La torture et, plus généralement, le mauvais traitement des personnes internées dans des établissements pour malades mentaux étaient de plus en plus considérés comme un réel problème. À la suite de la mise en place, en 2011, d’une initiative pilote menée dans le cadre d’une collaboration entre les Nations unies et les autorités moldaves, qui a vu la création d’un poste de médiateur dans le secteur psychiatrique, de très nombreuses plaintes pour torture ont été reçues et une amélioration a été constatée au niveau de leur prise en compte. Il était prévu de pérenniser la fonction de médiateur, en l’intégrant dans le système de santé moldave officiel.
PEINE CRUELLE, INHUMAINE OU DÉGRADANTE
La loi de mai 2012 introduisant une peine obligatoire de castration chimique pour les personnes reconnues coupables d’abus sexuels sur mineurs commis avec violence a été abolie par le Parlement en décembre 2013.

DISCRIMINATION

La communauté LGBTI de Moldavie a pu pour la première fois organiser sans entrave sa marche des fiertés au mois de mai.
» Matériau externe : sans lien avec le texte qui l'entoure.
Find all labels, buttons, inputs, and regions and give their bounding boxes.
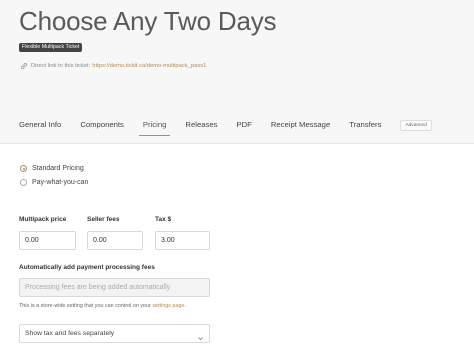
tab-receipt-message[interactable]: Receipt Message: [271, 116, 330, 143]
radio-standard-pricing[interactable]: Standard Pricing: [20, 165, 84, 172]
tax-display-value: Show tax and fees separately: [25, 330, 115, 337]
tab-pdf[interactable]: PDF: [236, 116, 251, 143]
tax-display-select[interactable]: Show tax and fees separately: [19, 324, 210, 343]
direct-link-label: Direct link to this ticket:: [31, 63, 91, 69]
multipack-price-label: Multipack price: [19, 216, 67, 223]
tab-transfers[interactable]: Transfers: [349, 116, 381, 143]
tab-bar: General Info Components Pricing Releases…: [19, 116, 432, 143]
radio-checked-icon[interactable]: [20, 165, 27, 172]
tab-components[interactable]: Components: [80, 116, 124, 143]
seller-fees-input[interactable]: 0.00: [87, 231, 143, 250]
page-title: Choose Any Two Days: [19, 6, 277, 36]
direct-link-row: Direct link to this ticket: https://demo…: [20, 62, 206, 70]
tab-releases[interactable]: Releases: [185, 116, 217, 143]
processing-fees-label: Automatically add payment processing fee…: [19, 264, 155, 271]
processing-fees-field: Processing fees are being added automati…: [19, 278, 210, 297]
tax-input[interactable]: 3.00: [155, 231, 210, 250]
tab-general-info[interactable]: General Info: [19, 116, 61, 143]
radio-pay-what-you-can[interactable]: Pay-what-you-can: [20, 179, 88, 186]
seller-fees-label: Seller fees: [87, 216, 120, 223]
store-setting-note: This is a store-wide setting that you ca…: [19, 303, 186, 309]
advanced-toggle[interactable]: Advanced: [400, 120, 432, 131]
settings-page-link[interactable]: settings page: [152, 303, 184, 309]
tab-pricing[interactable]: Pricing: [138, 116, 170, 143]
chevron-down-icon: [198, 331, 203, 341]
radio-label: Standard Pricing: [32, 165, 84, 172]
tax-label: Tax $: [155, 216, 172, 223]
radio-label: Pay-what-you-can: [32, 179, 89, 186]
note-text: This is a store-wide setting that you ca…: [19, 303, 151, 309]
direct-link-url[interactable]: https://demo.tickit.ca/demo-multipack_pa…: [92, 63, 206, 69]
radio-unchecked-icon[interactable]: [20, 179, 27, 186]
ticket-type-badge: Flexible Multipack Ticket: [19, 43, 83, 52]
link-icon: [20, 62, 28, 70]
header-area: Choose Any Two Days Flexible Multipack T…: [0, 0, 474, 144]
note-period: .: [184, 303, 186, 309]
multipack-price-input[interactable]: 0.00: [19, 231, 76, 250]
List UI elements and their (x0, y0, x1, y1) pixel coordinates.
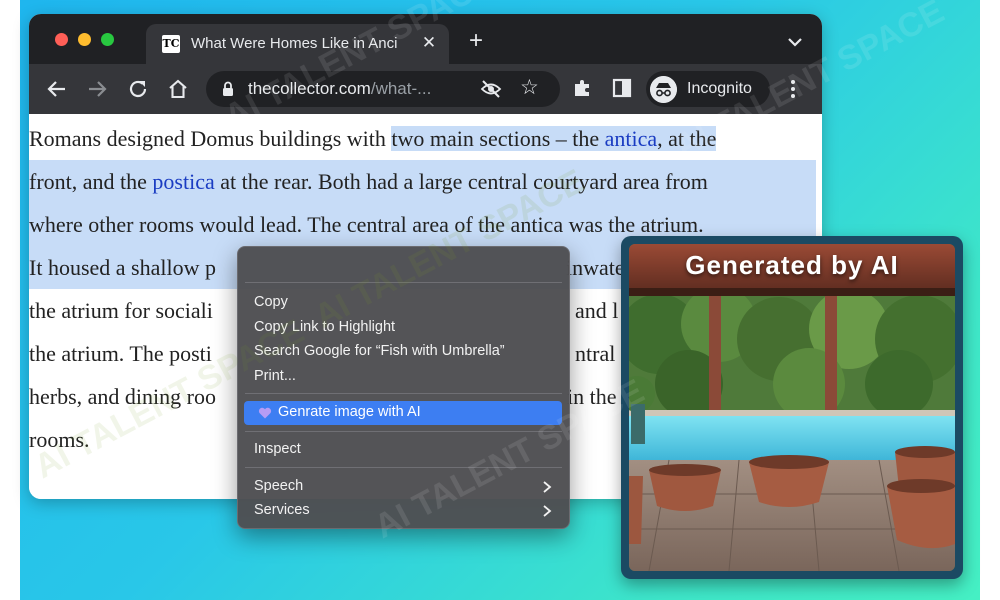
close-window-button[interactable] (55, 33, 68, 46)
incognito-profile-button[interactable]: Incognito (646, 71, 770, 107)
menu-item-services[interactable]: Services (254, 502, 310, 518)
text-segment: inwate (566, 255, 625, 280)
article-line: rooms. (29, 418, 90, 461)
extensions-puzzle-icon[interactable] (572, 77, 594, 99)
menu-separator (245, 431, 562, 432)
tab-title: What Were Homes Like in Anci (191, 35, 398, 52)
zoom-window-button[interactable] (101, 33, 114, 46)
close-tab-icon[interactable]: ✕ (419, 33, 439, 53)
menu-item-copy-link-to-highlight[interactable]: Copy Link to Highlight (254, 319, 395, 335)
reload-icon[interactable] (126, 77, 150, 101)
postica-link[interactable]: postica (152, 169, 214, 194)
minimize-window-button[interactable] (78, 33, 91, 46)
text-segment: Romans designed Domus buildings with (29, 126, 392, 151)
text-segment: where other rooms would lead. The centra… (29, 212, 704, 237)
chevron-right-icon (543, 505, 552, 517)
text-segment: at the rear. Both had a large central co… (214, 169, 708, 194)
url-text[interactable]: thecollector.com/what-... (248, 79, 431, 99)
bookmark-star-icon[interactable]: ☆ (520, 77, 542, 99)
generated-by-ai-title: Generated by AI (685, 250, 899, 280)
text-segment: in the (567, 384, 617, 409)
text-segment: the atrium. The posti (29, 341, 212, 366)
antica-link[interactable]: antica (605, 126, 658, 151)
incognito-icon (650, 76, 677, 103)
menu-item-print[interactable]: Print... (254, 368, 296, 384)
browser-toolbar: thecollector.com/what-... ☆ Incognito (29, 64, 822, 114)
text-segment: It housed a shallow p (29, 255, 216, 280)
ai-generated-image-card: Generated by AI (621, 236, 963, 579)
site-favicon-icon: TC (162, 35, 180, 53)
forward-arrow-icon[interactable] (85, 77, 109, 101)
url-host: thecollector.com (248, 79, 371, 98)
menu-item-generate-image-ai[interactable]: Genrate image with AI (244, 401, 562, 425)
context-menu: Copy Copy Link to Highlight Search Googl… (237, 246, 570, 529)
menu-item-search-google[interactable]: Search Google for “Fish with Umbrella” (254, 343, 505, 359)
text-segment: front, and the (29, 169, 153, 194)
url-path: /what-... (370, 79, 432, 98)
menu-separator (245, 393, 562, 394)
text-segment: herbs, and dining roo (29, 384, 216, 409)
menu-item-generate-image-label: Genrate image with AI (278, 404, 421, 420)
tab-strip: TC What Were Homes Like in Anci ✕ + (29, 14, 822, 64)
text-segment: and l (575, 298, 619, 323)
lock-icon[interactable] (222, 81, 234, 97)
text-segment: rooms. (29, 427, 90, 452)
menu-item-inspect[interactable]: Inspect (254, 441, 301, 457)
browser-tab[interactable]: TC What Were Homes Like in Anci ✕ (146, 24, 449, 64)
text-segment: two main sections – the (391, 126, 605, 151)
article-line: front, and the postica at the rear. Both… (29, 160, 816, 203)
chevron-right-icon (543, 481, 552, 493)
menu-item-copy[interactable]: Copy (254, 294, 288, 310)
incognito-label: Incognito (687, 80, 752, 97)
home-icon[interactable] (166, 77, 190, 101)
back-arrow-icon[interactable] (45, 77, 69, 101)
text-segment: the atrium for sociali (29, 298, 213, 323)
article-line: Romans designed Domus buildings with two… (29, 117, 717, 160)
courtyard-pool-image (629, 244, 955, 571)
new-tab-icon[interactable]: + (465, 29, 487, 53)
selected-text: two main sections – the antica, at the (391, 126, 717, 151)
text-segment: , at the (657, 126, 717, 151)
menu-separator (245, 467, 562, 468)
address-bar[interactable]: thecollector.com/what-... ☆ (206, 71, 560, 107)
heart-icon (258, 407, 272, 419)
menu-separator (245, 282, 562, 283)
eye-off-icon[interactable] (480, 79, 502, 99)
tab-search-chevron-icon[interactable] (785, 34, 805, 50)
menu-item-speech[interactable]: Speech (254, 478, 303, 494)
more-menu-icon[interactable] (786, 77, 800, 101)
side-panel-icon[interactable] (612, 78, 632, 98)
La marche de 2013 avait déjà constitué une première, mais celle de 2014 a permis aux participants de défiler sur tout le parcours prévu, en passant par le centre de Chi ?in ?u, ce qu’ils n’avaient jamais pu faire auparavant. De manière générale, le parcours avait été correctement sécurisé par la police, face aux menaces de contre-manifestants.
À côté de cette évolution dans le bon sens, on ne pouvait que regretter que la Loi sur l’égalité, entrée en vigueur en janvier 2013, ne soit pas conforme aux normes internationales. En effet, cette loi ne citait pas expressément l’orientation sexuelle et l’identité de genre dans la liste des motifs de discrimination interdits, excepté en ce qui concerne la discrimination sur le lieu de travail. La police n’a pas enquêté comme elle l’aurait dû sur un certain nombre d’agressions dont ont été victimes des militants des droits des LGBTI.